Seus amigos estavam todos com sorrisos radiantes estampados em seus rostos, e se levantaram, assim como toda a torcida de Hogwarts, pulando e gritando “Black! Black! Black!”. Emilly enxugou as lágrimas, antes que alguém notasse, e agora mal podia conter sua felicidade, gritando com a torcida. Lily e James se abraçaram, num ato quase involuntário, alegria irradiando por eles. Quando se afastaram, Lily estava tão vermelha quanto seus cabelos, e ela mordeu o lábio inferior constrangida. “Ela fica ainda mais bonita corada assim.”, James pensou.
- Obrigado, Lily. Você não tem noção do quanto o que você fez foi importante. - ele disse, tendo que encostar os lábios na orelha dela para ser ouvido, por causa dos gritos da torcida. Calafrios percorreram a espinha dela, mas Lily, apenas o olhou como quem diz “disponha”, e sabia que ele havia entendido.
Dentro da água, inconsciente da torcida que gritava por ele, Sirius Black nadava novamente sem rumo. Foi uma sorte danada se lembrar daquele feitiço que usara contras os Kappas, mas ele desejava ter se lembrado daquilo antes. Quanto tempo já havia se passado? Para Sirius, parecia já ter se passado uma eternidade, e ele ainda não fazia ideia de onde estava ou de onde estava o tesouro. O campeão de Hogwarts nadava sem rumo, a água fazendo suas feridas recém-abertas arderem.
Depois de alguns minutos, Sirius ouviu algo ao longe, algo que parecia... Parecia uma canção! Ele seguiu o som, que se tornava cada vez mais nítido. Não era apenas uma canção, era a canção mais linda que ele já ouvira. Completamente hipnotizado, ele finalmente encontrou a fonte daquele magnífico som. Era uma garota, uma das mais bonitas que ele já vira, sentada ao lado de um baú de metal. Havia um símbolo gravado nesse baú, um símbolo muito familiar, mas ele não conseguia pensar nisso agora, pois toda sua atenção estava voltada para a moça que cantava. Ela tinha um nariz empinado e um sorriso hipnótico que lembravam Emilly, seus cabelos castanhos ondulavam atrás de si, e ela não parecia vestir roupa alguma, embora ele não conseguisse ver seu corpo com detalhes. Aquilo, contudo, não era importante, a única coisa que importava é que ele conseguisse chegar perto o suficiente para tocá-la, talvez beijá-la... E ele se aproximava, totalmente instigado pela linda voz, pela linda moça.

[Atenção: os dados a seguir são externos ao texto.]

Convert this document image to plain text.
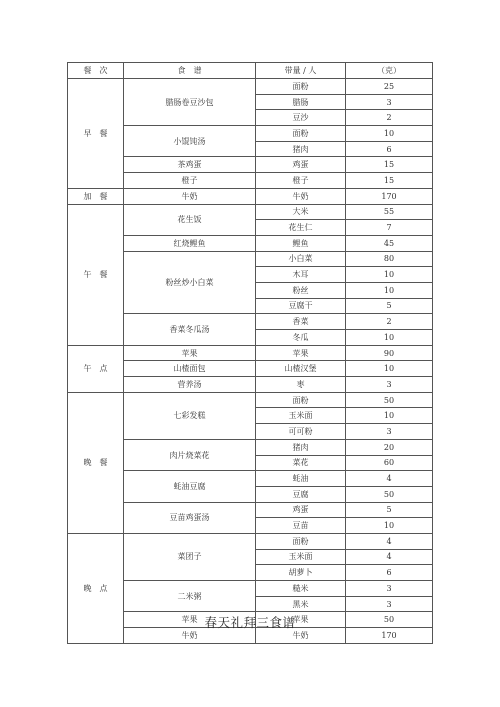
餐　次	食　谱	带量 / 人	（克）
早　餐	腊肠卷豆沙包	面粉	25
		腊肠	3
		豆沙	2
	小馄饨汤	面粉	10
		猪肉	6
	茶鸡蛋	鸡蛋	15
	橙子	橙子	15
加　餐	牛奶	牛奶	170
午　餐	花生饭	大米	55
		花生仁	7
	红烧鲤鱼	鲤鱼	45
	粉丝炒小白菜	小白菜	80
		木耳	10
		粉丝	10
		豆腐干	5
	香菜冬瓜汤	香菜	2
		冬瓜	10
午　点	苹果	苹果	90
	山楂面包	山楂汉堡	10
	营养汤	枣	3
晚　餐	七彩发糕	面粉	50
		玉米面	10
		可可粉	3
	肉片烧菜花	猪肉	20
		菜花	60
	蚝油豆腐	蚝油	4
		豆腐	50
	豆苗鸡蛋汤	鸡蛋	5
		豆苗	10
晚　点	菜团子	面粉	4
		玉米面	4
		胡萝卜	6
	二米粥	糙米	3
		黑米	3
	苹果	苹果	50
	牛奶	牛奶	170
春天礼拜三食谱
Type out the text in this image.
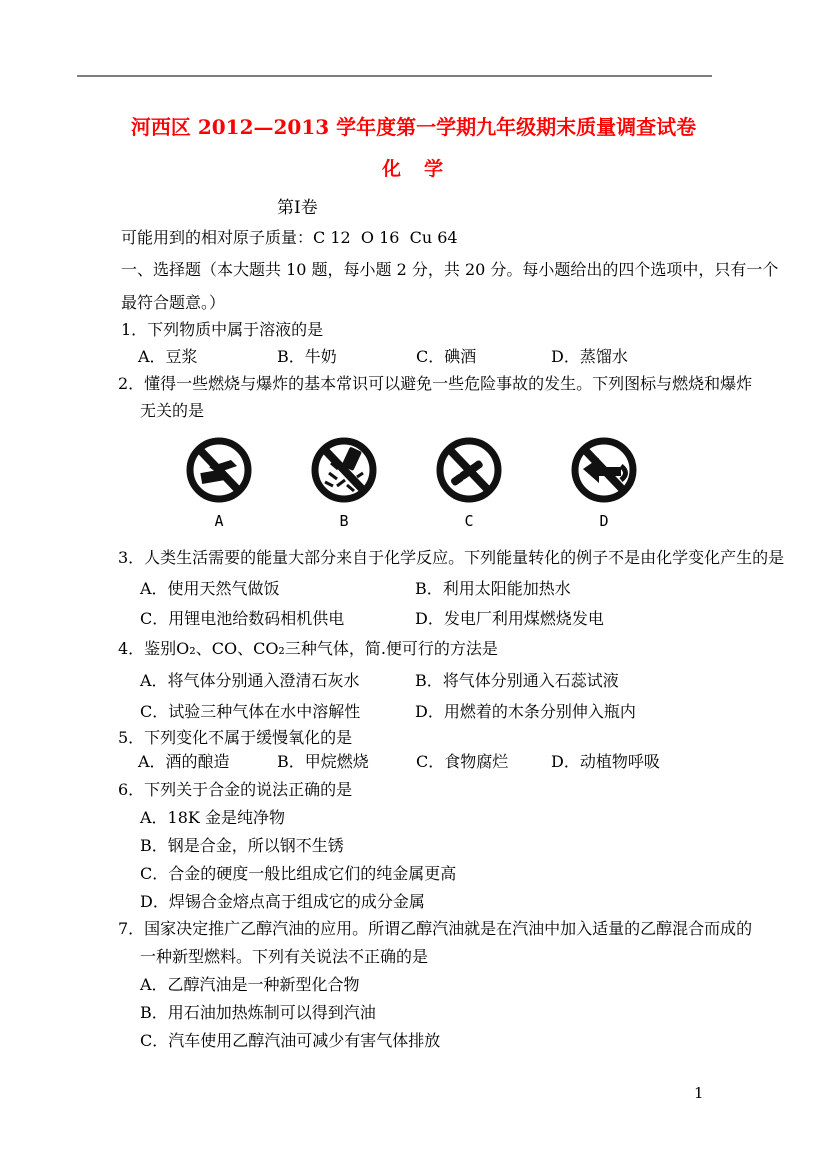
河西区 2012—2013 学年度第一学期九年级期末质量调查试卷
化　学
第Ⅰ卷
可能用到的相对原子质量：C 12  O 16  Cu 64
一、选择题（本大题共 10 题，每小题 2 分，共 20 分。每小题给出的四个选项中，只有一个
最符合题意。）
1．下列物质中属于溶液的是
A．豆浆	B．牛奶	C．碘酒	D．蒸馏水
2．懂得一些燃烧与爆炸的基本常识可以避免一些危险事故的发生。下列图标与燃烧和爆炸
无关的是
A	B	C	D
3．人类生活需要的能量大部分来自于化学反应。下列能量转化的例子不是由化学变化产生的是
A．使用天然气做饭	B．利用太阳能加热水
C．用锂电池给数码相机供电	D．发电厂利用煤燃烧发电
4．鉴别O₂、CO、CO₂三种气体，简.便可行的方法是
A．将气体分别通入澄清石灰水	B．将气体分别通入石蕊试液
C．试验三种气体在水中溶解性	D．用燃着的木条分别伸入瓶内
5．下列变化不属于缓慢氧化的是
A．酒的酿造	B．甲烷燃烧	C．食物腐烂	D．动植物呼吸
6．下列关于合金的说法正确的是
A．18K 金是纯净物
B．钢是合金，所以钢不生锈
C．合金的硬度一般比组成它们的纯金属更高
D．焊锡合金熔点高于组成它的成分金属
7．国家决定推广乙醇汽油的应用。所谓乙醇汽油就是在汽油中加入适量的乙醇混合而成的
一种新型燃料。下列有关说法不正确的是
A．乙醇汽油是一种新型化合物
B．用石油加热炼制可以得到汽油
C．汽车使用乙醇汽油可减少有害气体排放
1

Ela colocou as mãos em volta de seu pescoço, trazendo-o mais para perto, nunca parando de cantar. Seus lábios já estavam quase se tocando quando a música cessou, e a racionalidade pareceu atingi-lo com toda a força. Não era uma bela garota que estava à sua frente, era uma sereiana pegajosa e escamosa; não eram mãos macias que estavam em sua nuca, eram garras compridas que apertavam seu pescoço, tentando sufocá-lo. Sirius começou a se debater, mas o aperto da sereiana era forte de mais. Ele sacou sua varinha e... Sua varinha! Onde diabos estava sua varinha? Sirius virou o pescoço para trás e viu sua varinha no chão, a poucos metros dali, percebendo que a havia largado quando vira a sereiana. Ele esticou os dedos, tentando convocar sua varinha, mas a sereiana percebeu sua intenção e segurou suas mãos com apenas uma garra, a outra ainda apertando seu pescoço.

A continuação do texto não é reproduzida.